While the automotive industry sees a potential path to tariff relief, Europe’s famed wine and spirits producers are expressing bitter disappointment with the new US-EU trade framework. The deal, which offers a conditional reduction in US auto tariffs, provides no such exemption for alcoholic beverages, leaving them subject to a significant 15% import duty in their largest market.
The French wine exporters federation (FEVS) stated it was “hugely disappointed” by the outcome, which follows months of negotiations. In 2024, the EU exported €8 billion worth of alcohol to the US, with French wine accounting for a substantial portion. The federation’s head, Gabriel Picard, warned that the continued tariffs would create “major difficulties” for the entire sector.
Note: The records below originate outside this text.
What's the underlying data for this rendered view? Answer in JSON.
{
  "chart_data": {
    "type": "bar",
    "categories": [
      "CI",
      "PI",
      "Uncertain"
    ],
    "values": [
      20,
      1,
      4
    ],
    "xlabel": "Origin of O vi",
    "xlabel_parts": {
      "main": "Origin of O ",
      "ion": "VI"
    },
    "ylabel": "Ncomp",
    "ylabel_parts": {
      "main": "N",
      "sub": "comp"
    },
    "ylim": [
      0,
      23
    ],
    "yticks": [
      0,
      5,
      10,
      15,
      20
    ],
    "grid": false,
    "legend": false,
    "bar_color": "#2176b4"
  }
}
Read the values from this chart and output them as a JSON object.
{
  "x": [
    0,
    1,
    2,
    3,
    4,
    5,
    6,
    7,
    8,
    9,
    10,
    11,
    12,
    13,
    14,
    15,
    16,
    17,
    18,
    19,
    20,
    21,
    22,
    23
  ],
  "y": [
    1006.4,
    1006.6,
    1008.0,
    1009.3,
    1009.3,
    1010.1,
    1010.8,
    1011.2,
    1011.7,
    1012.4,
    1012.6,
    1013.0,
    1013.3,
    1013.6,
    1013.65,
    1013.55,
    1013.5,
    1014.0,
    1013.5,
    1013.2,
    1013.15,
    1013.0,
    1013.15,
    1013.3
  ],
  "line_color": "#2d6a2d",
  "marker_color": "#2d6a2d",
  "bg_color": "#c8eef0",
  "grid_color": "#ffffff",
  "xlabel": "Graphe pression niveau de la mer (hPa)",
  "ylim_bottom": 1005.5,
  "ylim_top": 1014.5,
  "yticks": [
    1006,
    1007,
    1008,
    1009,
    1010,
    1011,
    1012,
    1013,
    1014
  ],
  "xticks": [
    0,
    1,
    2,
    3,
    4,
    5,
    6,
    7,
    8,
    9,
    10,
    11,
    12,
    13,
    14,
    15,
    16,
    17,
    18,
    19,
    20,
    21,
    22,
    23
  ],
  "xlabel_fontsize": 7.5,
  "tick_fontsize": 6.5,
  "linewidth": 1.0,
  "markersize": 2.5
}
France’s Minister for Trade, Laurent Saint-Martin, attempted to offer a glimmer of hope, stating on social media that “the story isn’t over” and that the government would seek “additional exemptions.” However, he conceded that this would not be easy or happen quickly. This leaves vintners, like those in Bordeaux, facing what they call a “further brake” on sales, even as they express relief that threatened 200% tariffs were avoided.
The discontent is transatlantic, as the Distilled Spirits Council of the United States also criticized the agreement. The organization projected that the 15% tariffs on EU spirits could lead to over $1 billion in retail losses and eliminate 12,000 American jobs. Its president called for “permanent tariff-free trade,” a goal this deal fails to achieve for the beverage industry.